For her new photos series titled “Generations,” Ivens took photos of her sons, 5-year-old Kevin and 2-year-old Dilan, with her parents, Romualdas and Jadvyga. The Lithuanian-born photographer moved to the United States and splits her time between Hawaii and Chicago with her family. Her parents, who still live in Lithuania, usually come to the United States to see their grandkids just once a year.
Ivens said that when her parents come to stay, her kids get “so excited” they forget she and her husband even exist. It’s OK though, since it gives her time to capture some candid moments.

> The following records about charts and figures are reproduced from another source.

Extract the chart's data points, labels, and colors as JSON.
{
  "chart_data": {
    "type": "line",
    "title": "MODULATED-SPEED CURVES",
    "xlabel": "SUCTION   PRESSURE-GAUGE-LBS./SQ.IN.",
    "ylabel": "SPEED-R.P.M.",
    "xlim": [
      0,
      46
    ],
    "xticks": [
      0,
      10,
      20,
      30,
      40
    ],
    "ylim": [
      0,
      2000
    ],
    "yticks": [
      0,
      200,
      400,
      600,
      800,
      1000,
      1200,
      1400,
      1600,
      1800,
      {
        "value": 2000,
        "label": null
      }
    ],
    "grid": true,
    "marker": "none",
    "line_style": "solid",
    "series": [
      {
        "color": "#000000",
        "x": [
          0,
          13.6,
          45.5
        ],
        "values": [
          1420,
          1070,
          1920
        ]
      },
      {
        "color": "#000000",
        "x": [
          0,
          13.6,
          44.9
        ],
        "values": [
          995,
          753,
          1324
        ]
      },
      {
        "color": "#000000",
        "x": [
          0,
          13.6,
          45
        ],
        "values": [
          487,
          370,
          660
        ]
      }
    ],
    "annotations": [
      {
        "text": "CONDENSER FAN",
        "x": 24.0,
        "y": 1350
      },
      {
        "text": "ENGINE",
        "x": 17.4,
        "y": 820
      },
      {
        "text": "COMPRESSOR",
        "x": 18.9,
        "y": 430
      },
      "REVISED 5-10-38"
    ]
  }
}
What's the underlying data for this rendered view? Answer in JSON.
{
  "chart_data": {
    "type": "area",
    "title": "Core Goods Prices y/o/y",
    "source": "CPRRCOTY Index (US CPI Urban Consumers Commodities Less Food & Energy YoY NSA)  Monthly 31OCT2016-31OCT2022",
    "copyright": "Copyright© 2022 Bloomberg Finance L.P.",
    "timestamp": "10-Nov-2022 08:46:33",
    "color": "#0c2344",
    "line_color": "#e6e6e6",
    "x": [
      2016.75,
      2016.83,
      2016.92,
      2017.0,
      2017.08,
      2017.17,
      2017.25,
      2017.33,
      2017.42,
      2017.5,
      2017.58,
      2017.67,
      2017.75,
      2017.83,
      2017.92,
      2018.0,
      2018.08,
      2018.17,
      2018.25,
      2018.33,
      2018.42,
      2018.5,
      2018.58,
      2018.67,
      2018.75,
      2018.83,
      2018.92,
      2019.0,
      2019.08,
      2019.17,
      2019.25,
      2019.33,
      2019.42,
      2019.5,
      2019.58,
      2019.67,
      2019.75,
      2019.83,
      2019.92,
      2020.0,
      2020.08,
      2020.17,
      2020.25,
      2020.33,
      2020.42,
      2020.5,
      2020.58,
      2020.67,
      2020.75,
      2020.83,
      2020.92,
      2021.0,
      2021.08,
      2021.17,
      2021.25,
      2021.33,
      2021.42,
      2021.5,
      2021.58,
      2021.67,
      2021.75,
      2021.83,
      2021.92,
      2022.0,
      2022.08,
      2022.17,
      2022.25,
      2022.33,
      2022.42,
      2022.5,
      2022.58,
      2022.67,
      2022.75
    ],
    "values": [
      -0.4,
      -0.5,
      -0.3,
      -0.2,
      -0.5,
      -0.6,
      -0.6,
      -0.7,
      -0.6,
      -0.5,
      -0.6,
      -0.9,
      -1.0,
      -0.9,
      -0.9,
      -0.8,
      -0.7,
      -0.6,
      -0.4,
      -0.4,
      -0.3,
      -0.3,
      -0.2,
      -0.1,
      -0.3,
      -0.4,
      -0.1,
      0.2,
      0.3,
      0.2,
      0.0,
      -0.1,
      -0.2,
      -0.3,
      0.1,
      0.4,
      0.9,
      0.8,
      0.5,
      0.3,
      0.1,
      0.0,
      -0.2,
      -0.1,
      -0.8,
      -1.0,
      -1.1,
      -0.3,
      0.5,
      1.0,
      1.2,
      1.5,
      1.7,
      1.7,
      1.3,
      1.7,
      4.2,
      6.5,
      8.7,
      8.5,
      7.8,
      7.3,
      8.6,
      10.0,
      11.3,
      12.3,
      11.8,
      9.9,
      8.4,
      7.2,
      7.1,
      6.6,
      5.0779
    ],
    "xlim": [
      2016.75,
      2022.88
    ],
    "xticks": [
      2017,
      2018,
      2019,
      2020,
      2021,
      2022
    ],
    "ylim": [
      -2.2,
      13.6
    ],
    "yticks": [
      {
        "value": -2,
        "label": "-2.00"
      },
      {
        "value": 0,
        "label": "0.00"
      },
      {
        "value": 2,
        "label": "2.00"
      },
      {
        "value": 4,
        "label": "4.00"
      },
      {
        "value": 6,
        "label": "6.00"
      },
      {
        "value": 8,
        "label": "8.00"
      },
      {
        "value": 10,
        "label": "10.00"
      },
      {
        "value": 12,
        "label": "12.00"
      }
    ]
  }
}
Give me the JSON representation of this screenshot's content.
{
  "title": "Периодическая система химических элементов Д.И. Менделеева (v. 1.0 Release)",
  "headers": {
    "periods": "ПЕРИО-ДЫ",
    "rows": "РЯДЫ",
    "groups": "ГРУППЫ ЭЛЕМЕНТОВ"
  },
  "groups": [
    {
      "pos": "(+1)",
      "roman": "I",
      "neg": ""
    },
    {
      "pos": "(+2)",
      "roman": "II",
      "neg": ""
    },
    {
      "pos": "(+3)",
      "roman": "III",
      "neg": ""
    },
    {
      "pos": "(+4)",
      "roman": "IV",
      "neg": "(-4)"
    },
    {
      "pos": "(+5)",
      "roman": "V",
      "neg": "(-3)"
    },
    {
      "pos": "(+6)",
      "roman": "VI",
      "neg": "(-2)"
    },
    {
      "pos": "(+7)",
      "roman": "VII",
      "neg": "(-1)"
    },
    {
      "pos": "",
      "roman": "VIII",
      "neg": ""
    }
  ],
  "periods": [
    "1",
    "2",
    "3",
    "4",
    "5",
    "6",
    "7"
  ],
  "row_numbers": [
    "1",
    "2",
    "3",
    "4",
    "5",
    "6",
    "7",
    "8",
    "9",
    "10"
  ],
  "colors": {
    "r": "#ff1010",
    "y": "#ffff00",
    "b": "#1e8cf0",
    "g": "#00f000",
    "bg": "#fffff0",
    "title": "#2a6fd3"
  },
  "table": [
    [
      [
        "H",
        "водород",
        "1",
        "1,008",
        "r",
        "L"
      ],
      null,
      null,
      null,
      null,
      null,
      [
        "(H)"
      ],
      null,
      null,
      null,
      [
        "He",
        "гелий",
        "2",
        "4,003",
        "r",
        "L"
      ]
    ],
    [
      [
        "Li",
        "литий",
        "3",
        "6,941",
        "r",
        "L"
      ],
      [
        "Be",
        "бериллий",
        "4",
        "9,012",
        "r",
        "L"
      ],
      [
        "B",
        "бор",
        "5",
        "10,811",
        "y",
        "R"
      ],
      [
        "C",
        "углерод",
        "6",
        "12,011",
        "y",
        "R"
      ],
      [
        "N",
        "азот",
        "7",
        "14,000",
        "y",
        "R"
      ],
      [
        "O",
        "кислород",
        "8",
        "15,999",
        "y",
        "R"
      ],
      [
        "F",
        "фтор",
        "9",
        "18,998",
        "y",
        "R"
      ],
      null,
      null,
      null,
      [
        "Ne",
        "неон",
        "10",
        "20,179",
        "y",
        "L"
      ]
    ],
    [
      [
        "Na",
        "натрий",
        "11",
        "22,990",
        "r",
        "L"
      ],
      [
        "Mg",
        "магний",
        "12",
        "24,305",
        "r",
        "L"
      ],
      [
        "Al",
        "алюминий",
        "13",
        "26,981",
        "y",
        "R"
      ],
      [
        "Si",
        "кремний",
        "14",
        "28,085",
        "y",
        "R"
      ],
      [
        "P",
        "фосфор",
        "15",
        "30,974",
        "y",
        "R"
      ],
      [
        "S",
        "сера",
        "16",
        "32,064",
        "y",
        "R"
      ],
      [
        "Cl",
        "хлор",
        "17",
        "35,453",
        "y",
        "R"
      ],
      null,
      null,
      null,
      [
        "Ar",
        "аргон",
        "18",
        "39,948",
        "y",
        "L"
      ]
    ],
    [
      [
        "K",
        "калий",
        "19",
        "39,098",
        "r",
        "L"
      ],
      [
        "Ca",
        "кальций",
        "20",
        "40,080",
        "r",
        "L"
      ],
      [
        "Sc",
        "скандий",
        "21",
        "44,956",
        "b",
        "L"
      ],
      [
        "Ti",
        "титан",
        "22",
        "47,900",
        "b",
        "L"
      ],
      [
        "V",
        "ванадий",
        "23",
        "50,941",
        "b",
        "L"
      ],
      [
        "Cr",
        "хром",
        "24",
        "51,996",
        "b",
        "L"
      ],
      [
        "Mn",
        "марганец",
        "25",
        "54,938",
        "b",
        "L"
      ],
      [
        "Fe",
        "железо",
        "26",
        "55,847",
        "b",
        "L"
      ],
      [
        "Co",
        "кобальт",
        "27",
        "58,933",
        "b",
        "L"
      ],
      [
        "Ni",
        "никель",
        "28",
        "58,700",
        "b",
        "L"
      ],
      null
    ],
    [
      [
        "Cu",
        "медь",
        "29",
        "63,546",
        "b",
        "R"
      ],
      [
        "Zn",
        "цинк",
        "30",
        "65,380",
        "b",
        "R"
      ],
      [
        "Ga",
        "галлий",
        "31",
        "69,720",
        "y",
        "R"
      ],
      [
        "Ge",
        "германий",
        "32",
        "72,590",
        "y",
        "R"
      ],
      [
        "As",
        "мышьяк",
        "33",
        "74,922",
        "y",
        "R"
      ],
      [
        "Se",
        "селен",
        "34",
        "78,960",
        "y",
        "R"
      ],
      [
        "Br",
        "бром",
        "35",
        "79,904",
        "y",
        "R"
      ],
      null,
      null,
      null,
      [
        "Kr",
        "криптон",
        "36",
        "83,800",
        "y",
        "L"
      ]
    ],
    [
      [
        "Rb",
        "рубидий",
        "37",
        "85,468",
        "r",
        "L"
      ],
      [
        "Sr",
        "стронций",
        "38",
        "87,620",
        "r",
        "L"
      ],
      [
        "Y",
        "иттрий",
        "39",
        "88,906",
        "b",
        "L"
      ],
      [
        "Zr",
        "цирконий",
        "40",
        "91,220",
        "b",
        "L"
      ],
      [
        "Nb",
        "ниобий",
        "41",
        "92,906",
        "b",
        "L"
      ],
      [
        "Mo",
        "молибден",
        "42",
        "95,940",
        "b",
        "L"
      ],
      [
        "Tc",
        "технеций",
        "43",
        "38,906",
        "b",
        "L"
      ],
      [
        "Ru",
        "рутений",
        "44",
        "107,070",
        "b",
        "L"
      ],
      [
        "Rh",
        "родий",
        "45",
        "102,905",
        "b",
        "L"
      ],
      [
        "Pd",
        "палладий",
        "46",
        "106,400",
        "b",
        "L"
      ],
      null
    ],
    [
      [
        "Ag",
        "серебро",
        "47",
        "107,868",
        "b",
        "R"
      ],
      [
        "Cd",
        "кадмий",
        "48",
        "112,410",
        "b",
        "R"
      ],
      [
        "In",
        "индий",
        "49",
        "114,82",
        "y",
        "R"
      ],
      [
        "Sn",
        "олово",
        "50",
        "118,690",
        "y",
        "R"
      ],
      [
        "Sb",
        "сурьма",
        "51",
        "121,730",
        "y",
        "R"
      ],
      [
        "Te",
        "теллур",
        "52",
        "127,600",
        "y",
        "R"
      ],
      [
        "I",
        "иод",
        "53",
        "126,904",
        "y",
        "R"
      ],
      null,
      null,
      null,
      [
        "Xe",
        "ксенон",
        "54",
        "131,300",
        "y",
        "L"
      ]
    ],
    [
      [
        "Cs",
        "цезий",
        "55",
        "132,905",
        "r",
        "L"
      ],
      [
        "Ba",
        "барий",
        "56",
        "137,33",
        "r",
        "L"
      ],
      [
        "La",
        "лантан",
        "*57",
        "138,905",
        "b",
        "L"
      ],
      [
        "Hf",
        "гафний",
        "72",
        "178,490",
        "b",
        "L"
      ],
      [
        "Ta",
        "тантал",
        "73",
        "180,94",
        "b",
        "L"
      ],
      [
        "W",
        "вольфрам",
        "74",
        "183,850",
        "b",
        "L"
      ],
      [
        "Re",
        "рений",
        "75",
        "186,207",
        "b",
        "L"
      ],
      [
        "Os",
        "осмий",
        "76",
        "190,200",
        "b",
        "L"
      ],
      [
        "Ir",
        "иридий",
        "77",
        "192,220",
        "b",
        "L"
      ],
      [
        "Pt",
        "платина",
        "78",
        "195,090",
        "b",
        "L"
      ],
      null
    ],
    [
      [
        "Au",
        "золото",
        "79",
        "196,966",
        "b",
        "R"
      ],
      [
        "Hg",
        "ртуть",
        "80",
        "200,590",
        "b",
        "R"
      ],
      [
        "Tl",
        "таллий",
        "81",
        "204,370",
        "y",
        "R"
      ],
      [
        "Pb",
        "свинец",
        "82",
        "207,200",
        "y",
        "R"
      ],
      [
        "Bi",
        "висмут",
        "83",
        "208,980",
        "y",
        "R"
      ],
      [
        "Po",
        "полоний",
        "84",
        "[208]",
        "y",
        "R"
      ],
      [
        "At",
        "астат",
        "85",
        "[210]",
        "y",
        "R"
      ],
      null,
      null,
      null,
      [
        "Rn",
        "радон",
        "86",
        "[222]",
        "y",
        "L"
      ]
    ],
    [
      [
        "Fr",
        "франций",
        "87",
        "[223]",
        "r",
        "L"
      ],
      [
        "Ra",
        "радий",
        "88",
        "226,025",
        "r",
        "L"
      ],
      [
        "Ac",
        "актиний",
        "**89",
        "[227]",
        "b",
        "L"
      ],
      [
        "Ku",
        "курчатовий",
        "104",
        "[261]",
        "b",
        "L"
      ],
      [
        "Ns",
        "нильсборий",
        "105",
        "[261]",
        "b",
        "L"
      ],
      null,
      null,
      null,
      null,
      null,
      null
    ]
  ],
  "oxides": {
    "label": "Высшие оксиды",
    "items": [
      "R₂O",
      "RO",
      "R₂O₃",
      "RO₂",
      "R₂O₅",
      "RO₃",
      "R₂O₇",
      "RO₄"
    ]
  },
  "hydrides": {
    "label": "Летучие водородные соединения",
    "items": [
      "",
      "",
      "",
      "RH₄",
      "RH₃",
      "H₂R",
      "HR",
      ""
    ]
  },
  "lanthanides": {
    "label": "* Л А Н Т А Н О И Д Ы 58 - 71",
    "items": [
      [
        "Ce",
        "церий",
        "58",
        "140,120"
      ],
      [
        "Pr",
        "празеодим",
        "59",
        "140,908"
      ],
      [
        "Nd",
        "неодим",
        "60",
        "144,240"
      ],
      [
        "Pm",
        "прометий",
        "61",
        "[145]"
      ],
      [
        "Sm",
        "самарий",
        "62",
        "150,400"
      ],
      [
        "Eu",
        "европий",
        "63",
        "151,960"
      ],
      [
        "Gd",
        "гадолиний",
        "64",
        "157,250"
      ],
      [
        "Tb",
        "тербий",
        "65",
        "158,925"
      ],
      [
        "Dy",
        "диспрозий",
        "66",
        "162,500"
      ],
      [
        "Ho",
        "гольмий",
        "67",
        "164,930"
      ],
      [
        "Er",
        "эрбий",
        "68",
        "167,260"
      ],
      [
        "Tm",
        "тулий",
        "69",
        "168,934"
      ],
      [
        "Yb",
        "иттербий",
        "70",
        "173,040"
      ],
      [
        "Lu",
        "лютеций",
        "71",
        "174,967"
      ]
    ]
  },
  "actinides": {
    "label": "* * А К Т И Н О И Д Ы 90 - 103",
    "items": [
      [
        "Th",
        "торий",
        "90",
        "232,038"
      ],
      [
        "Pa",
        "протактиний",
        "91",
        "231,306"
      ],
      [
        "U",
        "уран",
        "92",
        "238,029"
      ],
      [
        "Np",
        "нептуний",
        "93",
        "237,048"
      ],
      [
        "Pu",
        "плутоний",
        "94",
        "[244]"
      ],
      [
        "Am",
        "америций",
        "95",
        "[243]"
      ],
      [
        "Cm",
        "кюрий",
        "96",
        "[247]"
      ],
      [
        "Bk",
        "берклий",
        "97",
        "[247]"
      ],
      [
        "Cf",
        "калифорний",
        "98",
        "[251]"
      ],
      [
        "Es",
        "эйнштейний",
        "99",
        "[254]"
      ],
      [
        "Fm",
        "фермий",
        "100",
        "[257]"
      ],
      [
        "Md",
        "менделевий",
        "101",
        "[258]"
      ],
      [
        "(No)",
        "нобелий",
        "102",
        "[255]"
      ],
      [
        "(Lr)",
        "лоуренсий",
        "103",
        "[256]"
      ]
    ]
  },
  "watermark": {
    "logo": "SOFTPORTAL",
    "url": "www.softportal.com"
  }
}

“The photos are not staged, and the moments reflected in them are so pure and candid,” she told The Huffington Post. “Children and grandparents don’t try to pose, they don’t care what they are wearing, they don’t try to show off their best features. Sometimes when I shoot parents and their children, the mom will go get her hair and makeup done, have her outfits planned and so on. The photos are still beautiful, but they are not a reflection of a candid moment in life.”
The “Generation” series includes photos taken over a span of three months. Ivens, who is currently working on the second edition of her popular Breastfeeding Goddesses book of photos, told HuffPost she loves that her parents get to see her kids in their own environment, and that she can tell how much they influence her family.
“I think like any grandparent/grandchild relationship, the children are fascinated by the different games they play and they love listening to their stories,” she said.
Ivens said her favorite photo from the series is the one she took as her children slept in bed with their grandparents.
“It was such a sincere and quiet moment. I’m so happy I had my camera with me,” she said.
Though the kids don’t get to see their grandparents often, Ivens is thankful for their time together. She especially appreciates all the things her parents pass on to her sons.
“My parents teach my children things they could never learn from any book, and even though they are so young, somehow I think the boys intuitively understand that,” she said.